Marc Crépon à l’honneur

 

 

Ils ont donc voté le 29 novembre dernier, et c’est à Marc Crépon que leurs suffrages sont allés. Daniel Arsand, Monique Borde, Michel Braud, Blandine de Caunes, Béatrice Commengé, Colette Fellous, Gilbert Moreau (président) et Robert Thiery, les membres du jury du Prix Clarens du journal intime* attribué en partenariat avec la revue Les Moments littéraires, ont plébiscité le Journal de Moldavie (Verdier) tenu par le philosophe à trois décennies d’intervalle : d’abord en 1987-1988, puis en juillet 2022. Trente-cinq ans séparent en effet les deux période d’écriture de ce journal.

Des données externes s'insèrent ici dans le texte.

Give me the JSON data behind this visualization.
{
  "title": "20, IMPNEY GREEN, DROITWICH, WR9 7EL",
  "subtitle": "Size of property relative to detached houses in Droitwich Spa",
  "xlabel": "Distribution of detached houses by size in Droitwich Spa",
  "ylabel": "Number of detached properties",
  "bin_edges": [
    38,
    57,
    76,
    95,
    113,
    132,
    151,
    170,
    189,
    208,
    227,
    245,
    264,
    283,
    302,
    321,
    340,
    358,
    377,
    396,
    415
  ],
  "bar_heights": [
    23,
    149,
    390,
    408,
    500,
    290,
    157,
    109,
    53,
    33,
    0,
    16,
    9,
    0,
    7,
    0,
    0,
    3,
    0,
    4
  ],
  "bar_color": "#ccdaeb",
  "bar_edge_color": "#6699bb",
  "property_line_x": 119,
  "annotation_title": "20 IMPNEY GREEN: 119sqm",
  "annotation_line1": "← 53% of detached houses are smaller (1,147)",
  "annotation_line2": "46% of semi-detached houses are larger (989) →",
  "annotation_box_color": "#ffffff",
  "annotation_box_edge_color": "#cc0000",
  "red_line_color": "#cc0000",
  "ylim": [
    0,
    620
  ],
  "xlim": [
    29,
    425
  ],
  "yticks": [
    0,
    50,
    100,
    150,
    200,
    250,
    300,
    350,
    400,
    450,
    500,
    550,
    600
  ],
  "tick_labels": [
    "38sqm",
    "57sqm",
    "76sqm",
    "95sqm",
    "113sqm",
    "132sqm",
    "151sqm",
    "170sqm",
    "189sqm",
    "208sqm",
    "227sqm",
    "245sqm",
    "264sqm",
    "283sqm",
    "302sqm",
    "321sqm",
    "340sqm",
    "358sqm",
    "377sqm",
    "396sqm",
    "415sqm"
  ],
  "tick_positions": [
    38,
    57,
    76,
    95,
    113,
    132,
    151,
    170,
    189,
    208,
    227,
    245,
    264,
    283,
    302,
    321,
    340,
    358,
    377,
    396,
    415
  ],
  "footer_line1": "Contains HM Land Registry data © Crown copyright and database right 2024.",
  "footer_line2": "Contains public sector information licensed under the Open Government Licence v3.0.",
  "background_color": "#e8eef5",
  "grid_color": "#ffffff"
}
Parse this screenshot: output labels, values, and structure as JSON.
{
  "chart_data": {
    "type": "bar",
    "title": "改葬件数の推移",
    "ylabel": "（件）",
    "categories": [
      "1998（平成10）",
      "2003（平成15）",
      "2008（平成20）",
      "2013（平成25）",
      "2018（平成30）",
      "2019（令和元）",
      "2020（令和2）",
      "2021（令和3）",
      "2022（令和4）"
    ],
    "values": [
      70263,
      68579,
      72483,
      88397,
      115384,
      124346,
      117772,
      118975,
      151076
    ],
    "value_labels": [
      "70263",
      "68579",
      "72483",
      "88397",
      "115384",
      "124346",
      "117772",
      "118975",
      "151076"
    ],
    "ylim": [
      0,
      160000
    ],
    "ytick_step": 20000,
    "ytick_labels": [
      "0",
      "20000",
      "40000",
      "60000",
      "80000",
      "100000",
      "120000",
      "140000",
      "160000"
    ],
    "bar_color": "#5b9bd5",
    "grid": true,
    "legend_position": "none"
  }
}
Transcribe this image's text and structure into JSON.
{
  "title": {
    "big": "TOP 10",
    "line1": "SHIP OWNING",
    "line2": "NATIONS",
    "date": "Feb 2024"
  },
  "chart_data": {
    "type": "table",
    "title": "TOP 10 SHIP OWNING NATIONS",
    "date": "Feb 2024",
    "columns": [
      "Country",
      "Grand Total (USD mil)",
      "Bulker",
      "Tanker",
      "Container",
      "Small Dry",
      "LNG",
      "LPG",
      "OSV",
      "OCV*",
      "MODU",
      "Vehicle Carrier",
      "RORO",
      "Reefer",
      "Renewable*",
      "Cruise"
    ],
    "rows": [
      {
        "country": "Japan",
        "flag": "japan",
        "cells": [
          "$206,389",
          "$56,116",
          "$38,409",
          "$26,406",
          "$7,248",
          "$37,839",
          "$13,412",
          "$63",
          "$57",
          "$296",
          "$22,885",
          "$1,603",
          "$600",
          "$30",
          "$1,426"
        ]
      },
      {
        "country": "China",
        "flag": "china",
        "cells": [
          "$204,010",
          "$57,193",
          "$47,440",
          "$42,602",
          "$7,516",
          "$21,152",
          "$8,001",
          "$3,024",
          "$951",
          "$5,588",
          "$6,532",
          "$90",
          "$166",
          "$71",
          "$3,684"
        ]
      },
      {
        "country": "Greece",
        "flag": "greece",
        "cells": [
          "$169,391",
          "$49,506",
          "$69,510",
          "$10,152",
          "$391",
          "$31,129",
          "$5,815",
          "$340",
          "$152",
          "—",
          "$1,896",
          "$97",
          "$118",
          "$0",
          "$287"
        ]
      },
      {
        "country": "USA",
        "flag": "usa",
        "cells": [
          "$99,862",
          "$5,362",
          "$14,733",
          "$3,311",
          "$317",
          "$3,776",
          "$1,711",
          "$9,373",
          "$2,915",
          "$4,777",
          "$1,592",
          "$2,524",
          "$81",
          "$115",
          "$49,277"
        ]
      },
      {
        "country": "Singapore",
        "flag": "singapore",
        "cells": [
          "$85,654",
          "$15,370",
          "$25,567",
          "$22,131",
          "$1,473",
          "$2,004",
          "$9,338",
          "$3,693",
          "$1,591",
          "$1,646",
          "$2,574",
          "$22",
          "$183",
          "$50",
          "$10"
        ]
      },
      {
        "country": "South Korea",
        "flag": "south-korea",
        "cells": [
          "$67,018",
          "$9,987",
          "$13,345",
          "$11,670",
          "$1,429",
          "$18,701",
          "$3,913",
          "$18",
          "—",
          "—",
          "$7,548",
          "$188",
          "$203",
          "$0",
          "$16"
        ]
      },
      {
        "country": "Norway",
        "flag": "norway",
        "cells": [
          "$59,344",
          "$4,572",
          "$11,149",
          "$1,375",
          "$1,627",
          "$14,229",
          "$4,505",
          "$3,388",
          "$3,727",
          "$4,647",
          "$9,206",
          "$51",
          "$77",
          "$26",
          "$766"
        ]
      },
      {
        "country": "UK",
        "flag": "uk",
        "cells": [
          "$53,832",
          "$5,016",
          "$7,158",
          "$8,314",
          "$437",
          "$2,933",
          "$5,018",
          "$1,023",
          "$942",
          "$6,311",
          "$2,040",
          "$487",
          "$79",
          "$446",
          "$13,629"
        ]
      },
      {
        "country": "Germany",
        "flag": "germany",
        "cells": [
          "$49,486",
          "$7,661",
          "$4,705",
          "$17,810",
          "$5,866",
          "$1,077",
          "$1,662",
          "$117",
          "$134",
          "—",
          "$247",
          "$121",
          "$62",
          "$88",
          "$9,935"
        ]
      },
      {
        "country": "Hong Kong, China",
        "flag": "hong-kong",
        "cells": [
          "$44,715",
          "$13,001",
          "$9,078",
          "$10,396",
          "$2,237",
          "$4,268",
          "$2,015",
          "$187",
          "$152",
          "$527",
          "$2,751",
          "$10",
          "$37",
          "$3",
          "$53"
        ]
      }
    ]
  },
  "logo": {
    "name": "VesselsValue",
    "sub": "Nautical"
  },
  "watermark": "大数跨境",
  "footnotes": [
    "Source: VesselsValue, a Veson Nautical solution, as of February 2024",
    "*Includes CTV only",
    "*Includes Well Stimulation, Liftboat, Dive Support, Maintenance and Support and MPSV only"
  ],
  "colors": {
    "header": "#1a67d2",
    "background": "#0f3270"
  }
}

Quand il le rédige à la fin des années 80, Marc Crépon est alors coopérant dans le pays qui est encore un territoire de l’URSS. Cette expérience d’expatrié fait de lui un observateur privilégié. Lui qui fera des questions de violence le fil conducteur de ses travaux de recherche, il prend la mesure de l’emprise soviétique sur la société moldave, dont pas un pan n’échappe à l’œil de Moscou. La population vit sous surveillance et sous perfusion (pour mémoire, le pays proclamera son indépendance quelques années plus tard, en août 1991). De retour sur place à l’été 2022, et tandis que la guerre dans l’Ukraine voisine fait rage et ravive des peurs ancrées de longue date dans la conscience moldave, il décide de reprendre un temps ce manuscrit mis de côté. Le contexte a changé mais la menace russe plane toujours…

 

Ce journal a semble-t-il fait forte impression sur le jury puisqu’il l’a emporté par 7 voix contre 1 pour les Lettres d’À l’Est d’Eden. Journal d’un roman, de John Steinbeck (Seghers). Les deux autres titres en compétition sur la short-list finale, sur lesquels aucun vote ne s’est porté, étaient Le journal d’une résidence sur une plantation de Géorgie, 1838-1939 de Fanny Kemble et, dans un tout autre genre, le Journal 2003-2011 de Richard Millet. Tant qu’on y est, autre lecture de Marc Crépon fortement recommandée dans le prolongement de son journal moldave : L’héritage des langues (Fayard). Il s’agit d’un séminaire que l’intéressé a donné à l’ENS en 2020-2021 et qui actualise un écrit de Jacques Derrida (Monolinguisme de l’autre). Dans un contexte européen de tentative d’instrumentalisation politique de la langue, il y réfléchit aux conditions de l’affirmation d’une différence linguistique – le français ici, tout aussi bien que, là-bas, l’ukrainien ou le moldave – sans céder au nationalisme, sans verser dans une logique d’appartenance identitaire…

 

Anthony Dufraisse

 

* Dont la dotation est de 3 000 euros.